The impact of the second wave was most pronounced for THTCS (Trade, Hotels, Transport, Communication and Services), reflecting the weak demand for contact-intensive services, and construction, with declines of 30.2% and 14.9%, respectively, in GVA in Q1 FY2022 relative to the pre-Covid level. These are the sectors that provide maximum employment and therefore, their revival is crucial for the consumption led recovery.

Investment climate is not clear yet

Investment plans were put on hold by the private sector amidst the second wave, even though Government capex put up a healthier performance.  Since then though some of the industrial houses have reopened the investment gates, complete normalcy in investment climate is expected only in the next financial year. By then most of the population would have vaccinated and the impact of third wave too would become clear by then. Meanwhile, India’s top 21 states – accounting for more than 90% of aggregate state capital expenditure – are aiming for an ambitious 36% rise in capital outlay this fiscal (to Rs 6 lakh crore) over revised estimates of fiscal 2021 (Rs 4.4 lakh crore). On the other hand, CRISIL feels the target is overambitious and expects 11-13% rise in capex this fiscal too (like last year), assuming that states spend 80-85% of the budgeted estimate.

Energy consumption expected to grow

However, one of the biggest positives will be energy consumption. Says Ankit Hakhu, Director, CRISIL Ratings, “Growth in power consumption this fiscal would be a break from the muted trend seen in the past two fiscals. It will ride on an expected recovery in industrial activity amid healthy GDP growth, forecast at 9.5% on-year. The on-year growth of over 5% or 75 BUs would have been higher by as much as 100 basis points (bps), but for the second wave that hit us in the first quarter of this fiscal.”

“The three factors of cyclical upswing, conducive policy impulses and an improving global backdrop are likely to align themselves to position India for a virtuous cycle of growth and investments in the medium-term,” said Kumar Mangalam Birla, Chairman, UltraTech Cement Ltd recently while addressing the shareholders in the AGM. Incidentally the Company has announced growth plans of 19.8 Million MT with an investment of Rs 6,500 crores.

Real Estate recovery crucial

According to Amit Syngle, MD & CEO, Asian Paints, “the demand outlook is quite positive; with the second wave kind of abetting.. yes, some regions like Maharashtra and Kerala and parts of Northeast are still a little bit of a worry, we have a Delta variant kind of coming, but I think the vaccination drive is picking up and what we see is very positive environment.” On the other hand, Bharat Puri, MD, Pidilite Industries pins his hopes on the revival of real estate industry when he says “We are also quite optimistic about real estate now reviving because, as you know, real estate has suffered not only during COVID, but even before COVID. There is no doubt about the fact that when we speak to a lot of our key customers, they have seen a lot of inventory liquidation of their existing projects.”

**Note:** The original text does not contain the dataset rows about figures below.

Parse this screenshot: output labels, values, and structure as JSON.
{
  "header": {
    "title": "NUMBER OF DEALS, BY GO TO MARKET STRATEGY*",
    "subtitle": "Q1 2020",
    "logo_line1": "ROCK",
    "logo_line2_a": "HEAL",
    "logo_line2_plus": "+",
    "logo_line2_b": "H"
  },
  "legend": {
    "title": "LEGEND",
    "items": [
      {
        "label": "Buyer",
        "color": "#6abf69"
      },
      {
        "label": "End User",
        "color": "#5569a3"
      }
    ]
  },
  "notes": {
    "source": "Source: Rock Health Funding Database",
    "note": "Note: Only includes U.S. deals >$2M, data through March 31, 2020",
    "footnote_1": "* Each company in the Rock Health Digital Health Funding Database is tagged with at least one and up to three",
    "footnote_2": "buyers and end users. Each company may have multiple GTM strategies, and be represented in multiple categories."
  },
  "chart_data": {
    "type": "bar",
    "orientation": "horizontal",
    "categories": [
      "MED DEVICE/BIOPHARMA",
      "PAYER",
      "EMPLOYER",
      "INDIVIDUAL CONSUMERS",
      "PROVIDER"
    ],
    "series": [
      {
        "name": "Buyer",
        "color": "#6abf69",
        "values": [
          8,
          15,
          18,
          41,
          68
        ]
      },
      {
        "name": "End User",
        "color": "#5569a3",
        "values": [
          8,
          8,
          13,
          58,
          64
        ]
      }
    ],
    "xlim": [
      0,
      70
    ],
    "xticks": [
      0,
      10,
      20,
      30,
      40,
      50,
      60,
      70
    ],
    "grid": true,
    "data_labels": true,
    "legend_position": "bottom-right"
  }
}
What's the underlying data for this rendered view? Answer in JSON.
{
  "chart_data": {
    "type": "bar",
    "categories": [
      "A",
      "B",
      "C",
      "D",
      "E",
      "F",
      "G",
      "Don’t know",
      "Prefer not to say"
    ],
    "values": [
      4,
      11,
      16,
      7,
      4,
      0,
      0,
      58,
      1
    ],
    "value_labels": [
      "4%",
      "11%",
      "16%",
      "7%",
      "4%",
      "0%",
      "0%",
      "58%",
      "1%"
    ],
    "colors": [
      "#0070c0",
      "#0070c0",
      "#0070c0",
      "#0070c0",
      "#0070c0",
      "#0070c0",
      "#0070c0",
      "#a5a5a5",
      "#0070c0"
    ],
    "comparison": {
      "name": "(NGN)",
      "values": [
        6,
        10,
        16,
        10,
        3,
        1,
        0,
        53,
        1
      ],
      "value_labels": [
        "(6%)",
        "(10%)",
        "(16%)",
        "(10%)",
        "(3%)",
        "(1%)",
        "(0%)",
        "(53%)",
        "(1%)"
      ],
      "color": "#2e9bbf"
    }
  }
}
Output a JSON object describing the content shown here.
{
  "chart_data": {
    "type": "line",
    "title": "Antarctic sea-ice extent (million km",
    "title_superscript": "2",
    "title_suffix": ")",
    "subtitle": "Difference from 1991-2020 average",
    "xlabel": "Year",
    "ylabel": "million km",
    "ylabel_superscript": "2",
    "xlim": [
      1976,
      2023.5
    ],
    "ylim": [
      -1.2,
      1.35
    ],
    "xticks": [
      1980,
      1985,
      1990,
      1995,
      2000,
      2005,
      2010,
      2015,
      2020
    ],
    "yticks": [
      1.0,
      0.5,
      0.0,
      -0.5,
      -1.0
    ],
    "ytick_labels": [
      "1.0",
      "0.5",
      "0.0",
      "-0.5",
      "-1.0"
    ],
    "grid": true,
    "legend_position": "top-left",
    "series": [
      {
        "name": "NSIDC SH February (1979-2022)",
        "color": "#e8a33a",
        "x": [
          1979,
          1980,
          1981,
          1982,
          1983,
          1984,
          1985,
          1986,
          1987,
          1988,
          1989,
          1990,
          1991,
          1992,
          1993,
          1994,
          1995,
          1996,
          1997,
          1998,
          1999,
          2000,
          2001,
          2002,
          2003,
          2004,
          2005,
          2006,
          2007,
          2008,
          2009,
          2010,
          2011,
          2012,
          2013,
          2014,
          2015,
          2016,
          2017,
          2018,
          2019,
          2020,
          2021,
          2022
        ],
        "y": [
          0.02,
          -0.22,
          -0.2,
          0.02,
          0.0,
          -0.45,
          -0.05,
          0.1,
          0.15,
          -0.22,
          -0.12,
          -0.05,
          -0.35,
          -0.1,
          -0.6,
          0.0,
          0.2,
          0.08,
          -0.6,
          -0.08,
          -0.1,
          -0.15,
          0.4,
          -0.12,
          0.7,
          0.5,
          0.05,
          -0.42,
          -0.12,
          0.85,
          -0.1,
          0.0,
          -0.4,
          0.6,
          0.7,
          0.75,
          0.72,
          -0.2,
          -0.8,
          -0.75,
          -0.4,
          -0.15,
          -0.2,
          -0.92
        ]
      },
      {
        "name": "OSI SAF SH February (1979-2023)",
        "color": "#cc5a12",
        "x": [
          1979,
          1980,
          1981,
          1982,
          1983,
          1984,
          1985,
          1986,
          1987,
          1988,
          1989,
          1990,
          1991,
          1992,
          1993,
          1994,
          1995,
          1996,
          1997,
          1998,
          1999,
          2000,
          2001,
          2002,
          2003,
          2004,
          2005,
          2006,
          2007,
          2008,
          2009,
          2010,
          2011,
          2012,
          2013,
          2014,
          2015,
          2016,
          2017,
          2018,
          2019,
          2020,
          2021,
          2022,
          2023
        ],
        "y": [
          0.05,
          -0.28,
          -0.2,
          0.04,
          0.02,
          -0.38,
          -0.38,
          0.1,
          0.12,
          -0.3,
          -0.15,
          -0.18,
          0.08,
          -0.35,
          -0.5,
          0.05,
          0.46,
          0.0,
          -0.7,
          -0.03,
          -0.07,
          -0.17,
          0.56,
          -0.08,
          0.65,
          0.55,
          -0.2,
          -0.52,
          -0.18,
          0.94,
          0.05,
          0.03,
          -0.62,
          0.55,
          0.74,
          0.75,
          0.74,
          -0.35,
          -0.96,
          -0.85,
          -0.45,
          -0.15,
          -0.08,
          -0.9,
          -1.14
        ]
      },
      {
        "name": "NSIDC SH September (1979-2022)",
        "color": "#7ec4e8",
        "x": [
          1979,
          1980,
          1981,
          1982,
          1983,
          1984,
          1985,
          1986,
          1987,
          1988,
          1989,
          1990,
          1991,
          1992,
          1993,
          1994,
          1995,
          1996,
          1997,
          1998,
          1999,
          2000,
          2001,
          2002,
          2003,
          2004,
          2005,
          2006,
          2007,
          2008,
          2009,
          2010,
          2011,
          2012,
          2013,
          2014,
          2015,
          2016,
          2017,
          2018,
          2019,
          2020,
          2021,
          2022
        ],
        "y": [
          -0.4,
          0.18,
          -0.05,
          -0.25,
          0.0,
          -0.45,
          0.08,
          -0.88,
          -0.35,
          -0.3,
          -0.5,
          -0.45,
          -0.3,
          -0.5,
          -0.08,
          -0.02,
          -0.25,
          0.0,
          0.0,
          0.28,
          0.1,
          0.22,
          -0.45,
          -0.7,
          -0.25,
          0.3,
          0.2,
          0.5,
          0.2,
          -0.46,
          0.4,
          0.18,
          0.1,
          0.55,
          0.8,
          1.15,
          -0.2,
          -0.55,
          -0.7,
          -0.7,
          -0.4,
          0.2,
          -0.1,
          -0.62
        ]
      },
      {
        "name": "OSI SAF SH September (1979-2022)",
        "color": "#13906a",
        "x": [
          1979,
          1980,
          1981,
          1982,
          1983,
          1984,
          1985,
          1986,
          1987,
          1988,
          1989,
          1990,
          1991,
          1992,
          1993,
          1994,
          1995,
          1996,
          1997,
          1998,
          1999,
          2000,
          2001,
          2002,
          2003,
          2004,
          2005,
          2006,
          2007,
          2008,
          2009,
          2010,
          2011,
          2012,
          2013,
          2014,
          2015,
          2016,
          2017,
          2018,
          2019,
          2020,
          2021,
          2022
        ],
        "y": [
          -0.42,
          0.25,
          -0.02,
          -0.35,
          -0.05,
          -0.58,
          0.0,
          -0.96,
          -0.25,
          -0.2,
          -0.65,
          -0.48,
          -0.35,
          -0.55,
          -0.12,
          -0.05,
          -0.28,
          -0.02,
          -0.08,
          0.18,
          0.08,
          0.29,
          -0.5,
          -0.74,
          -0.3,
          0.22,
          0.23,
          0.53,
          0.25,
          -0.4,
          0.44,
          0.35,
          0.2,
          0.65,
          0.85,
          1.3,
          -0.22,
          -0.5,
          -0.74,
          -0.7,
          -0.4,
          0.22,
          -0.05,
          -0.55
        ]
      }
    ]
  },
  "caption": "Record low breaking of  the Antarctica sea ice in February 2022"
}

Despite the positive comments from industry veterans, it may not be a smooth sailing for the economy in the coming months as some dark clouds are looming over the horizon. For example, containership freight spot prices have risen by 5% in August and congestion in ports, due to fall in global schedule reliability and shipping delays have also worsened. September-November being the strongest period for global exports, congestion is likely to intensify further, and rates may rise higher. This can meaningfully affect growth as well as inflation in the near term.

Fortunately, India is not as much dependent on exports as other emerging markets and expected strong growth in domestic demand may help the GDP to grow in the coming quarters. Also vaccination drive is in full flow which may help to contain the effects of pandemic spread at least for next six months. Reasonably good Monsoon may also help the farm income to grow in turn helping the rural demand to sustain at higher levels. All these factors go on to indicate that the second half of the year would be better than the first one.